2. Le périmètre du Bilan Carbone® doit être défini de façon à faciliter l’action et l’appropriation de la démarche par l’entreprise. La méthodologie de l’ADEME permet de prendre en compte un éventail très large d’émissions mais chercher l’exhaustivité peut être coûteux et contreproductif. Par exemple, pour le poste « Utilisation des Produits», le guide méthodologique de l’ADEME indique que, pour une paire de skis, il faudrait prendre en compte les émissions d’un séjour aux sports d’hiver. Or, outre la difficulté d’estimer ces émissions, l’intérêt opérationnel de les prendre en compte n’apparaît pas évident, le fabricant de skis n’ayant aucun moyen d’agir sur les émissions d’un séjour aux sports d’hiver.

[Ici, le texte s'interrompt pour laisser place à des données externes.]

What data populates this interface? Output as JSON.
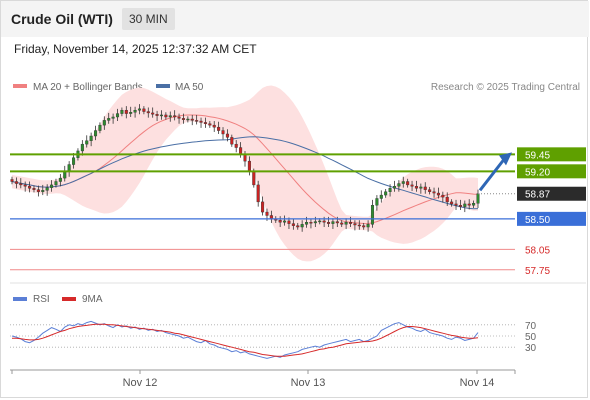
{
  "header": {
    "title": "Crude Oil (WTI)",
    "interval": "30 MIN",
    "datetime": "Friday, November 14, 2025 12:37:32 AM CET"
  },
  "legend": {
    "ma20_label": "MA 20 + Bollinger Bands",
    "ma50_label": "MA 50",
    "credit": "Research © 2025 Trading Central",
    "rsi_label": "RSI",
    "rsi_ma_label": "9MA"
  },
  "colors": {
    "candle_up": "#2e8b2e",
    "candle_down": "#cc2222",
    "ma20": "#f08080",
    "bollinger_fill": "#fde0e0",
    "ma50": "#4a6fa5",
    "resistance": "#5fa000",
    "support": "#3a6fd8",
    "pivot_red": "#f08a8a",
    "price_tag": "#2b2b2b",
    "arrow": "#2e66b5",
    "rsi": "#5b7fd6",
    "rsi_ma": "#d62a2a"
  },
  "chart_data": {
    "type": "candlestick",
    "x_ticks": [
      "Nov 12",
      "Nov 13",
      "Nov 14"
    ],
    "y_range": [
      57.6,
      60.25
    ],
    "levels": [
      {
        "value": 59.45,
        "label": "59.45",
        "kind": "resistance"
      },
      {
        "value": 59.2,
        "label": "59.20",
        "kind": "resistance"
      },
      {
        "value": 58.5,
        "label": "58.50",
        "kind": "pivot"
      },
      {
        "value": 58.05,
        "label": "58.05",
        "kind": "support"
      },
      {
        "value": 57.75,
        "label": "57.75",
        "kind": "support"
      }
    ],
    "last_price": {
      "value": 58.87,
      "label": "58.87"
    },
    "close_series": [
      59.05,
      59.02,
      59.0,
      58.98,
      58.95,
      58.93,
      58.9,
      58.92,
      58.96,
      59.0,
      59.05,
      59.1,
      59.2,
      59.3,
      59.4,
      59.5,
      59.6,
      59.65,
      59.72,
      59.8,
      59.88,
      59.95,
      59.98,
      60.0,
      60.05,
      60.1,
      60.05,
      60.07,
      60.1,
      60.12,
      60.08,
      60.06,
      60.04,
      60.02,
      60.03,
      60.0,
      60.02,
      60.0,
      59.98,
      59.96,
      59.97,
      59.95,
      59.94,
      59.92,
      59.9,
      59.88,
      59.85,
      59.8,
      59.75,
      59.7,
      59.6,
      59.55,
      59.45,
      59.35,
      59.2,
      59.0,
      58.75,
      58.6,
      58.55,
      58.5,
      58.48,
      58.45,
      58.47,
      58.43,
      58.4,
      58.38,
      58.42,
      58.45,
      58.44,
      58.46,
      58.47,
      58.45,
      58.43,
      58.46,
      58.44,
      58.42,
      58.45,
      58.43,
      58.41,
      58.4,
      58.38,
      58.42,
      58.7,
      58.8,
      58.85,
      58.9,
      58.95,
      58.98,
      59.02,
      59.05,
      59.0,
      58.98,
      58.95,
      58.97,
      58.93,
      58.9,
      58.88,
      58.85,
      58.82,
      58.75,
      58.72,
      58.7,
      58.68,
      58.72,
      58.7,
      58.73,
      58.87
    ],
    "rsi": {
      "levels": [
        70,
        50,
        30
      ],
      "values": [
        50,
        48,
        45,
        40,
        38,
        42,
        48,
        55,
        60,
        65,
        62,
        58,
        66,
        70,
        68,
        72,
        70,
        74,
        76,
        73,
        70,
        72,
        68,
        65,
        70,
        66,
        68,
        64,
        66,
        62,
        64,
        60,
        62,
        58,
        60,
        56,
        54,
        52,
        50,
        46,
        48,
        44,
        40,
        38,
        42,
        36,
        34,
        30,
        28,
        26,
        22,
        24,
        20,
        22,
        18,
        16,
        14,
        12,
        10,
        12,
        14,
        12,
        16,
        18,
        20,
        22,
        26,
        28,
        30,
        32,
        30,
        34,
        36,
        38,
        40,
        42,
        44,
        40,
        42,
        44,
        40,
        42,
        46,
        50,
        60,
        64,
        68,
        72,
        74,
        70,
        66,
        64,
        60,
        58,
        62,
        56,
        54,
        52,
        50,
        46,
        44,
        48,
        46,
        42,
        44,
        46,
        56
      ],
      "ma_values": [
        46,
        46,
        45,
        44,
        43,
        43,
        44,
        46,
        49,
        52,
        55,
        58,
        60,
        63,
        65,
        67,
        68,
        69,
        70,
        71,
        71,
        71,
        70,
        70,
        69,
        68,
        67,
        66,
        65,
        64,
        63,
        62,
        61,
        60,
        59,
        58,
        57,
        55,
        54,
        52,
        50,
        48,
        46,
        44,
        42,
        40,
        38,
        36,
        34,
        32,
        30,
        28,
        26,
        24,
        22,
        21,
        19,
        17,
        16,
        15,
        14,
        14,
        14,
        15,
        16,
        17,
        18,
        20,
        22,
        24,
        26,
        27,
        29,
        30,
        32,
        34,
        36,
        37,
        38,
        39,
        40,
        40,
        41,
        43,
        46,
        50,
        54,
        58,
        62,
        65,
        67,
        67,
        66,
        65,
        63,
        61,
        59,
        57,
        55,
        53,
        51,
        50,
        48,
        47,
        46,
        46,
        47
      ]
    }
  }
}
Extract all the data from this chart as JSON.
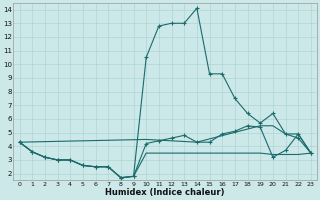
{
  "xlabel": "Humidex (Indice chaleur)",
  "xlim": [
    -0.5,
    23.5
  ],
  "ylim": [
    1.5,
    14.5
  ],
  "yticks": [
    2,
    3,
    4,
    5,
    6,
    7,
    8,
    9,
    10,
    11,
    12,
    13,
    14
  ],
  "xticks": [
    0,
    1,
    2,
    3,
    4,
    5,
    6,
    7,
    8,
    9,
    10,
    11,
    12,
    13,
    14,
    15,
    16,
    17,
    18,
    19,
    20,
    21,
    22,
    23
  ],
  "bg_color": "#cce8e8",
  "line_color": "#1a6b6b",
  "grid_color": "#aed4d4",
  "line1_x": [
    0,
    1,
    2,
    3,
    4,
    5,
    6,
    7,
    8,
    9,
    10,
    11,
    12,
    13,
    14,
    15,
    16,
    17,
    18,
    19,
    20,
    21,
    22,
    23
  ],
  "line1_y": [
    4.3,
    3.6,
    3.2,
    3.0,
    3.0,
    2.6,
    2.5,
    2.5,
    1.7,
    1.8,
    10.5,
    12.8,
    13.0,
    13.0,
    14.1,
    9.3,
    9.3,
    7.5,
    6.4,
    5.7,
    6.4,
    4.9,
    4.6,
    3.5
  ],
  "line2_x": [
    0,
    1,
    2,
    3,
    4,
    5,
    6,
    7,
    8,
    9,
    10,
    11,
    12,
    13,
    14,
    15,
    16,
    17,
    18,
    19,
    20,
    21,
    22,
    23
  ],
  "line2_y": [
    4.3,
    3.6,
    3.2,
    3.0,
    3.0,
    2.6,
    2.5,
    2.5,
    1.7,
    1.8,
    4.2,
    4.4,
    4.6,
    4.8,
    4.3,
    4.3,
    4.9,
    5.1,
    5.5,
    5.4,
    3.2,
    3.7,
    4.9,
    3.5
  ],
  "line3_x": [
    0,
    1,
    2,
    3,
    4,
    5,
    6,
    7,
    8,
    9,
    10,
    11,
    12,
    13,
    14,
    15,
    16,
    17,
    18,
    19,
    20,
    21,
    22,
    23
  ],
  "line3_y": [
    4.3,
    3.6,
    3.2,
    3.0,
    3.0,
    2.6,
    2.5,
    2.5,
    1.7,
    1.8,
    3.5,
    3.5,
    3.5,
    3.5,
    3.5,
    3.5,
    3.5,
    3.5,
    3.5,
    3.5,
    3.4,
    3.4,
    3.4,
    3.5
  ],
  "line4_x": [
    0,
    10,
    14,
    19,
    20,
    21,
    22,
    23
  ],
  "line4_y": [
    4.3,
    4.5,
    4.3,
    5.5,
    5.5,
    4.9,
    4.9,
    3.5
  ]
}
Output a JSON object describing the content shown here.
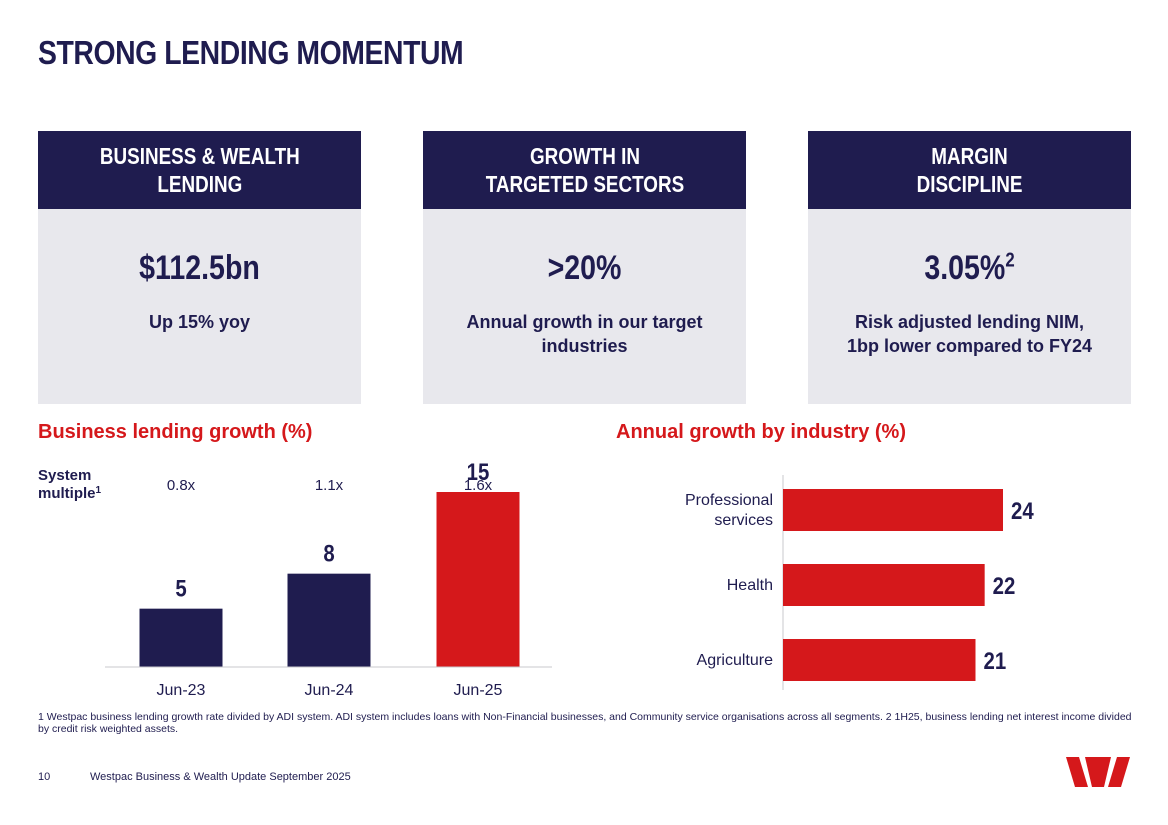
{
  "page": {
    "title": "STRONG LENDING MOMENTUM",
    "page_number": "10",
    "footer": "Westpac Business & Wealth Update September 2025",
    "footnote": "1 Westpac business lending growth rate divided by ADI system. ADI system includes loans with Non-Financial businesses, and Community service organisations across all segments. 2 1H25, business lending net interest income divided by credit risk weighted assets."
  },
  "cards": [
    {
      "header": "BUSINESS & WEALTH\nLENDING",
      "value": "$112.5bn",
      "value_sup": "",
      "description": "Up 15% yoy"
    },
    {
      "header": "GROWTH IN\nTARGETED SECTORS",
      "value": ">20%",
      "value_sup": "",
      "description": "Annual growth in our target\nindustries"
    },
    {
      "header": "MARGIN\nDISCIPLINE",
      "value": "3.05%",
      "value_sup": "2",
      "description": "Risk adjusted lending NIM,\n1bp lower compared to FY24"
    }
  ],
  "colors": {
    "navy": "#1f1c4f",
    "red": "#d5181b",
    "card_bg": "#e8e8ed"
  },
  "chart_data": [
    {
      "type": "bar",
      "title": "Business lending growth (%)",
      "categories": [
        "Jun-23",
        "Jun-24",
        "Jun-25"
      ],
      "values": [
        5,
        8,
        15
      ],
      "bar_colors": [
        "#1f1c4f",
        "#1f1c4f",
        "#d5181b"
      ],
      "system_multiple_label": "System multiple",
      "system_multiple_sup": "1",
      "system_multiple": [
        "0.8x",
        "1.1x",
        "1.6x"
      ],
      "ylim": [
        0,
        18
      ]
    },
    {
      "type": "bar",
      "orientation": "horizontal",
      "title": "Annual growth by industry (%)",
      "categories": [
        "Professional services",
        "Health",
        "Agriculture"
      ],
      "category_lines": [
        [
          "Professional",
          "services"
        ],
        [
          "Health"
        ],
        [
          "Agriculture"
        ]
      ],
      "values": [
        24,
        22,
        21
      ],
      "bar_color": "#d5181b",
      "xlim": [
        0,
        30
      ]
    }
  ]
}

La La prise en compte d’émissions sur lesquelles l’entreprise ne peut agir risque de décrédibiliser la démarche. Ainsi, pour un hôtel recevant une clientèle internationale, les émissions dues aux déplacements des clients pour se rendre à l’hôtel peuvent être plus de 50 fois plus importantes que les émissions dues au fonctionnement de l’hôtel. Prendre en compte ces émissions donne l’impression que l’hôtel ne peut agir que sur moins de 2% de son Bilan Carbone® ce qui n’est pas très mobilisateur.

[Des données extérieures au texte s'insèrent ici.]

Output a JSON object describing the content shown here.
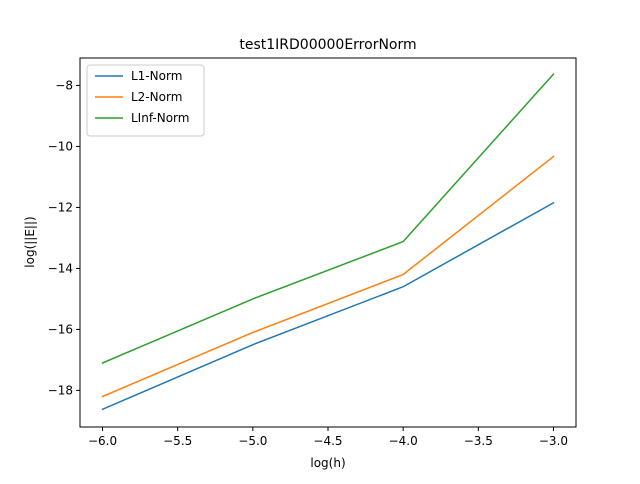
{
  "chart_data": {
    "type": "line",
    "title": "test1IRD00000ErrorNorm",
    "xlabel": "log(h)",
    "ylabel": "log(||E||)",
    "x": [
      -6.0,
      -5.0,
      -4.0,
      -3.0
    ],
    "xlim": [
      -6.15,
      -2.85
    ],
    "ylim": [
      -19.2,
      -7.1
    ],
    "xticks": [
      -6.0,
      -5.5,
      -5.0,
      -4.5,
      -4.0,
      -3.5,
      -3.0
    ],
    "xtick_labels": [
      "−6.0",
      "−5.5",
      "−5.0",
      "−4.5",
      "−4.0",
      "−3.5",
      "−3.0"
    ],
    "yticks": [
      -18,
      -16,
      -14,
      -12,
      -10,
      -8
    ],
    "ytick_labels": [
      "−18",
      "−16",
      "−14",
      "−12",
      "−10",
      "−8"
    ],
    "grid": false,
    "legend": "top-left",
    "series": [
      {
        "name": "L1-Norm",
        "color": "#1f77b4",
        "values": [
          -18.62,
          -16.5,
          -14.6,
          -11.85
        ]
      },
      {
        "name": "L2-Norm",
        "color": "#ff7f0e",
        "values": [
          -18.2,
          -16.1,
          -14.2,
          -10.33
        ]
      },
      {
        "name": "LInf-Norm",
        "color": "#2ca02c",
        "values": [
          -17.1,
          -15.0,
          -13.12,
          -7.63
        ]
      }
    ]
  }
}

3. La réalisation du Bilan Carbone® doit mobiliser les différentes fonctions de l’entreprise en les associant au sein d’une équipe projet et dès le démarrage du projet, à la collecte de données et à la conception du plan d’action. L’équipe projet doit avoir un rôle actif dans l’élaboration du plan d’action qu’elle doit identifier comme « son plan ». Cela suppose une bonne compréhension des enjeux et de la méthodologie du Bilan Carbone® qui passe par des temps de formation tout au long du projet. Le plan d’action ne saurait se limiter à une série de mesures, chaque action à mettre en place doit être associée à un objectif, un délai de mise en œuvre et à un responsable désigné.
4. Enfin, il est nécessaire de mettre en place un outil adapté permettant la mise à jour du Bilan Carbone® par l’entreprise de manière autonome. Le tableur Bilan Carbone® de l’ADEME n’est pas très adapté à cet usage car il est difficile à utiliser du fait de sa grande polyvalence.
[1] Groupe d’experts intergouvernemental sur l’évolution du climat.